DataHub's recent work on data contracts is also worth exposing via MCP. Contracts declare expected schemas, quality constraints, and SLAs that the catalog enforces automatically. An MCP tool that reads contracts gives the agent a machine-readable spec for how each table should behave — far more useful than prose documentation. When an agent detects a contract violation, it can flag it in the audit log and surface the broken contract to the owner.
Another capability DataHub users should expose is the tag and term graph. DataHub models tags and glossary terms as first-class entities with their own relationships, and the graph is searchable via GraphQL. An MCP server that exposes searchByTag and searchByTerm lets the agent find every dataset tagged gdpr or every asset attached to the revenue glossary term. That is vastly more useful than keyword search on table names.

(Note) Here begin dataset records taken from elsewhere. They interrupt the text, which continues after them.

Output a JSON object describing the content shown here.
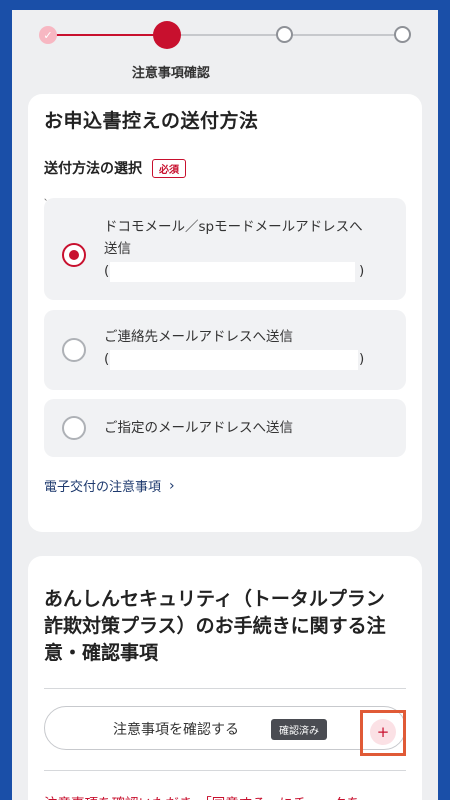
{
  "stepper": {
    "current_label": "注意事項確認",
    "check_glyph": "✓"
  },
  "delivery": {
    "title": "お申込書控えの送付方法",
    "select_label": "送付方法の選択",
    "required_badge": "必須",
    "tick_mark": "、",
    "options": [
      {
        "line1": "ドコモメール／spモードメールアドレスへ",
        "line2": "送信",
        "paren_open": "(",
        "paren_close": ")",
        "selected": true
      },
      {
        "line1": "ご連絡先メールアドレスへ送信",
        "paren_open": "(",
        "paren_close": ")",
        "selected": false
      },
      {
        "line1": "ご指定のメールアドレスへ送信",
        "selected": false
      }
    ],
    "link_text": "電子交付の注意事項",
    "link_chevron": "›"
  },
  "security": {
    "title": "あんしんセキュリティ（トータルプラン 詐欺対策プラス）のお手続きに関する注意・確認事項",
    "confirm_label": "注意事項を確認する",
    "confirmed_badge": "確認済み",
    "plus_glyph": "+",
    "footer_text": "注意事項を確認いただき、「同意する」にチェックを"
  },
  "colors": {
    "brand_red": "#c8102e",
    "frame_blue": "#1a4fa8",
    "highlight_orange": "#e05a36"
  }
}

For teams using DataHub's ingestion framework to pull metadata from dbt, Airflow, and warehouses, the MCP server inherits freshness for free — ingested metadata is usually only a few hours old. Monitor the ingestion jobs and surface the last-ingested timestamp in MCP responses so the agent can reason about staleness. A six-month-old metadata record is worse than none; a one-hour-old record is gold.
DataHub is one of the best MCP backends for metadata because it already holds the curated truth about your data stack. A small set of well-designed tools lets an agent consume that truth without leaking sensitive context or blowing up the prompt window.